Il est rare que l’on se penche sur la vie de grands photographes sauf à publier des ouvrages de leurs œuvres. Seuls quelques-uns, souvent de « grands classiques » comme Brassaï, Doisneau, Capa ou Cartier-Bresson, ont droit à cette marque d’intérêt. Il faut donc souligner la sortie de cet ouvrage consacré au grand Helmut Newton (1920-2004). Ce photographe de la jet set et des « peoples » a très (trop ?) souvent été regardé à l’aune de ses photos qui se balancent entre un érotisme teinté quelquefois de voyeurisme et d’une goutte de sadisme, de ses photos de femmes – souvent fatales – trimballant leur désinvolture dans des palaces, sur la Côte d’Azur ou la Californie chère à Hockney. Voire une satire de ce monde de richesse et de luxure par trop parfait.

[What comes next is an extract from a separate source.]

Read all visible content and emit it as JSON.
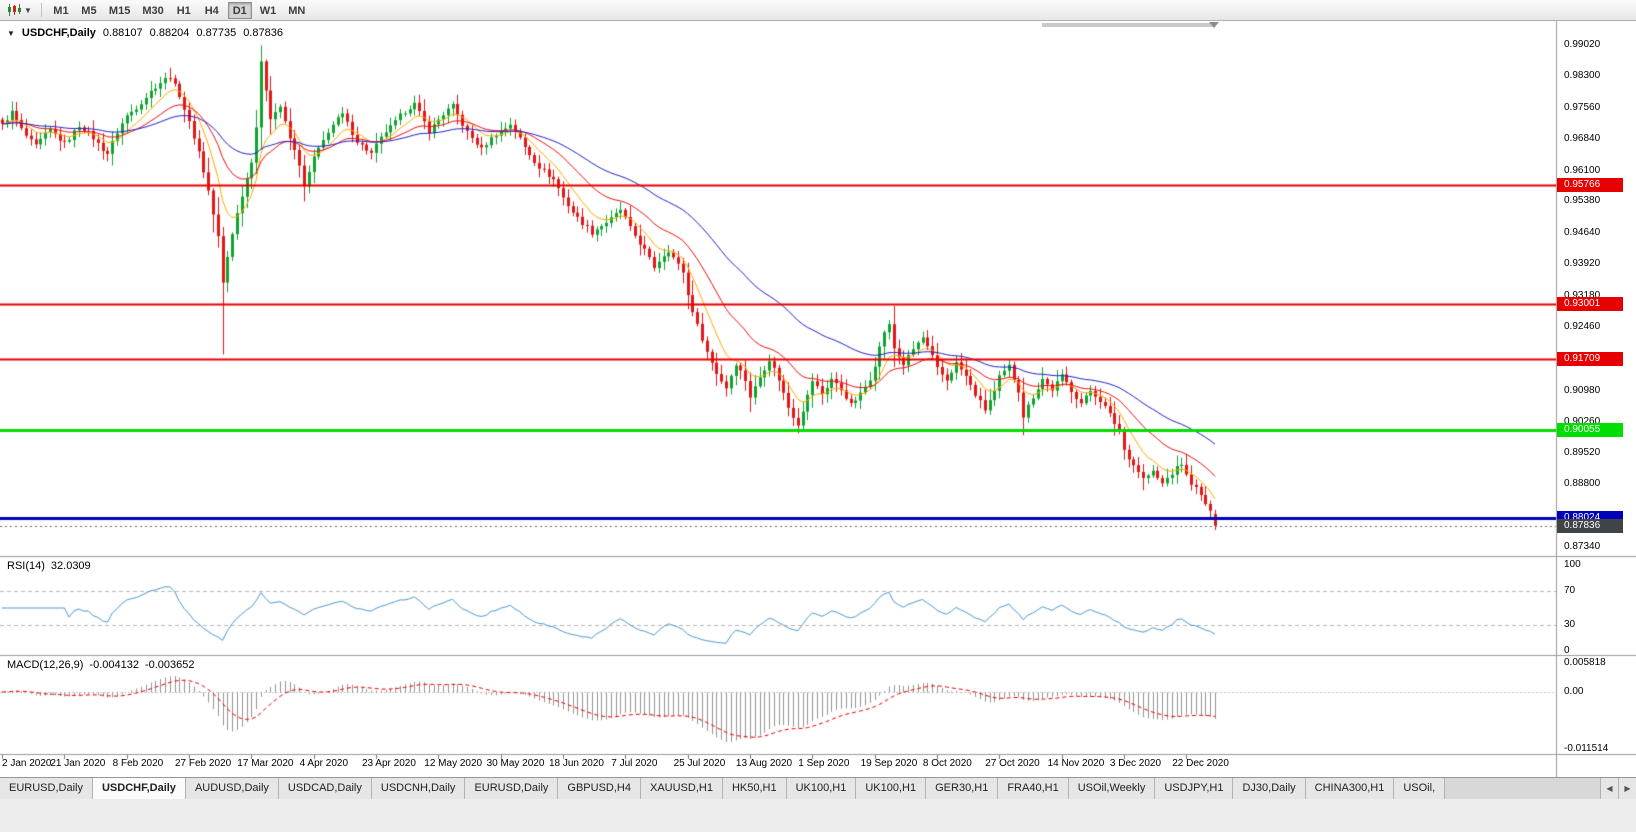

Des images qui souvent se veulent d’une belle eau glamoureuse, mais qui, avec l’emploi d’une prothèse, d’un casque, d’une minerve, de béquilles, de bandages voir dans des poses ou des scènes d’une étrange cruauté sont quelquefois d’une extrême morbidité. Des femmes désirables, froides, puissantes comme soumises. Même ses portraits de personnalités sortent du cadre, partie émergée de l’iceberg Newton. Le décryptage était nécessaire. C’est fait ici.

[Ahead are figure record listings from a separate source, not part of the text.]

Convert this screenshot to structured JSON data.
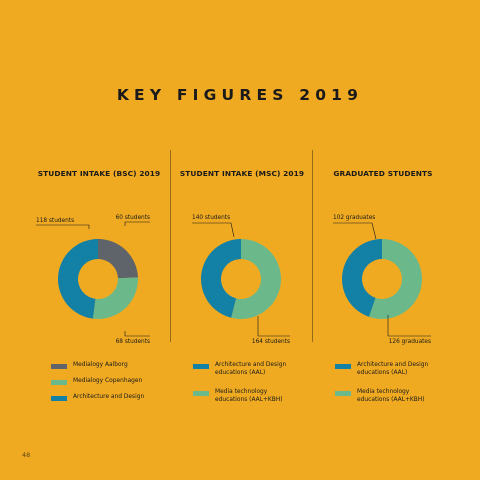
{
  "page": {
    "title": "KEY FIGURES 2019",
    "page_number": "48"
  },
  "colors": {
    "background": "#EFAA22",
    "medialogy_aalborg": "#5E6469",
    "medialogy_copenhagen": "#6BB98A",
    "architecture_design": "#1380A6",
    "media_technology": "#6BB98A"
  },
  "chart_data": [
    {
      "type": "pie",
      "style": "donut",
      "title": "STUDENT INTAKE (BSC) 2019",
      "categories": [
        "Medialogy Aalborg",
        "Medialogy Copenhagen",
        "Architecture and Design"
      ],
      "values": [
        60,
        68,
        118
      ],
      "data_labels": [
        "60 students",
        "68 students",
        "118 students"
      ],
      "colors": [
        "#5E6469",
        "#6BB98A",
        "#1380A6"
      ],
      "legend": [
        {
          "label": "Medialogy Aalborg",
          "color": "#5E6469"
        },
        {
          "label": "Medialogy Copenhagen",
          "color": "#6BB98A"
        },
        {
          "label": "Architecture and Design",
          "color": "#1380A6"
        }
      ]
    },
    {
      "type": "pie",
      "style": "donut",
      "title": "STUDENT INTAKE (MSC) 2019",
      "categories": [
        "Media technology educations (AAL+KBH)",
        "Architecture and Design educations (AAL)"
      ],
      "values": [
        164,
        140
      ],
      "data_labels": [
        "164 students",
        "140 students"
      ],
      "colors": [
        "#6BB98A",
        "#1380A6"
      ],
      "legend": [
        {
          "label": "Architecture and Design\neducations (AAL)",
          "color": "#1380A6"
        },
        {
          "label": "Media technology\neducations (AAL+KBH)",
          "color": "#6BB98A"
        }
      ]
    },
    {
      "type": "pie",
      "style": "donut",
      "title": "GRADUATED STUDENTS",
      "categories": [
        "Media technology educations (AAL+KBH)",
        "Architecture and Design educations (AAL)"
      ],
      "values": [
        126,
        102
      ],
      "data_labels": [
        "126 graduates",
        "102 graduates"
      ],
      "colors": [
        "#6BB98A",
        "#1380A6"
      ],
      "legend": [
        {
          "label": "Architecture and Design\neducations (AAL)",
          "color": "#1380A6"
        },
        {
          "label": "Media technology\neducations (AAL+KBH)",
          "color": "#6BB98A"
        }
      ]
    }
  ]
}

Mais à bien y regarder tout n’est pas aussi luxuriant. C’est là tout l’intérêt de cet ouvrage qui lève de nombreux voiles sur les vrais buts conscients (ou non) de l’art de cet immense photographe qui révolutionna, tout comme Bettina Rheims, notre perception de ce mystère féminin et des lucidités cachées de notre société. Il était bon de mettre tout ça à la lumière.
Une autre image…
Car Newton, qui semble avoir eu une vie paradisiaque faite de soleil, de riches demeures et de nuits festives, fut au début de sa vie un de ces juifs berlinois qui, par miracle, échappa à la fureur nazie. Passage sombre de sa jeune existence dont il refusa toujours de parler. L’auteure, Dominique Baqué, historienne, critique d’art et maître de conférence – il est bon ici de rappeler ses titres, ils donnent à l’ouvrage tout son appui et son aspect documenté alors que de parler de Newton pourrait l’être à l’aune d’un glacis superficiel que pourrait laisser supposer la couverture de l’ouvrage – analyse et décortique l’art de Newton selon certaines de ses plaies : «Et c’est précisément à l’aune de cette judéité, jamais revendiquée comme telle mais douloureuse, qu’est réexaminé le corpus newtonien : en témoignent ces corps de femmes puissantes qui s’avèrent la réplique du corps aryen glorifié par le nazisme, le fétichisme des uniformes, du cuir et des casques, la présence obsédante des chiens… ». Glorifier pour mieux désamorcer une beauté trompeuse et pervers ?
Un ouvrage essentiel sur l’un des photographes les plus importants de son temps émaillé de reproductions de ses très nombreuses icônes photographiques.